The birds were very lucky because they have always been living very innovative. Todays’ listed aviary of the London Zoo was a technical masterpiece at the opening in 1964, just like the equivalent at the Zoo Hellabrunn in Munich which was designed by Olympic-engineer Frei Otto as an almost invisible prime example of tensile structures. Since then the trend has reversed. The angular concrete compound for polar bears in Munich appeared too cold for most visitors. In 2010 it has been transformed to a polar scenery with artificial ice as backdrop. Worldwide compounds are changing to theme parks with an experience scenery.
“It would be much simpler if it would be only for animals. They don’t mind if you use artificial rocks or concrete. Smooth surfaces are often even better for cleaning purposes”, says Hermann Fast, director of the technical department at the Zoo Schoenbrunn. “But the visitor wants to have a pretty picture. Even the information is easier to convey if it looks pretty.”
The motto is: on one hand very important but for the visitor unspectacular animal preservation of mostly small not very dramatic animals and on the other hand constantly larger compounds for adventure-seeking people. Not only since Knut polar bears are ranking number one in popularity, in Schoenbrunn as well.
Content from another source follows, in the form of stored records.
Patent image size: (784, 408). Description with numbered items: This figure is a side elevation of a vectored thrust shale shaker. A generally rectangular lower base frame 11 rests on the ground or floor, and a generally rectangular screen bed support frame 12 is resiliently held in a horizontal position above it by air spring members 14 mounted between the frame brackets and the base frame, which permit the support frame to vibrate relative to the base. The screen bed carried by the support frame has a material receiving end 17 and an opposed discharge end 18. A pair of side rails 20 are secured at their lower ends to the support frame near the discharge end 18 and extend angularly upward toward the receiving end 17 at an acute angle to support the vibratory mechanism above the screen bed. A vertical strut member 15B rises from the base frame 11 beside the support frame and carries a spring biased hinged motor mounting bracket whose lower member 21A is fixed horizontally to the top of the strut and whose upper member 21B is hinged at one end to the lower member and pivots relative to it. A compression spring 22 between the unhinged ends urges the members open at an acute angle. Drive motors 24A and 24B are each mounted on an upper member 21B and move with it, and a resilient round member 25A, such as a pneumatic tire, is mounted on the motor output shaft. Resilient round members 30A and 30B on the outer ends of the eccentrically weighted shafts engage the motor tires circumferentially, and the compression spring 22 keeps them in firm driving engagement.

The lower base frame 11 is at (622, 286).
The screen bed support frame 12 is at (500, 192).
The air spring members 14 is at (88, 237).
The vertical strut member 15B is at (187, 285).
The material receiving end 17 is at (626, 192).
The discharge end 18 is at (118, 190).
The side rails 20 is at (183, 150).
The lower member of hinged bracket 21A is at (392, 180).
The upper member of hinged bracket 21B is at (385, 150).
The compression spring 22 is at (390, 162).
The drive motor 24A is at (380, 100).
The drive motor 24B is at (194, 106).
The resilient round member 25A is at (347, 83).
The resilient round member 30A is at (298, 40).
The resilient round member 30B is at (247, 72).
The old compound is according to the animal protection law too small, construction of the new building starts soon and the bears will be moving in 2014. “The regulations define exactly how many square meters of land and water a polar bear needs”, explains Herman Fast. “Architectural preservation of historic sites is of interest as well at the oldest zoo in the world, on top of it for many animal species there are special regulations – the most extreme for koalas, these follow the strict rules of the Zoological Society of San Diego.”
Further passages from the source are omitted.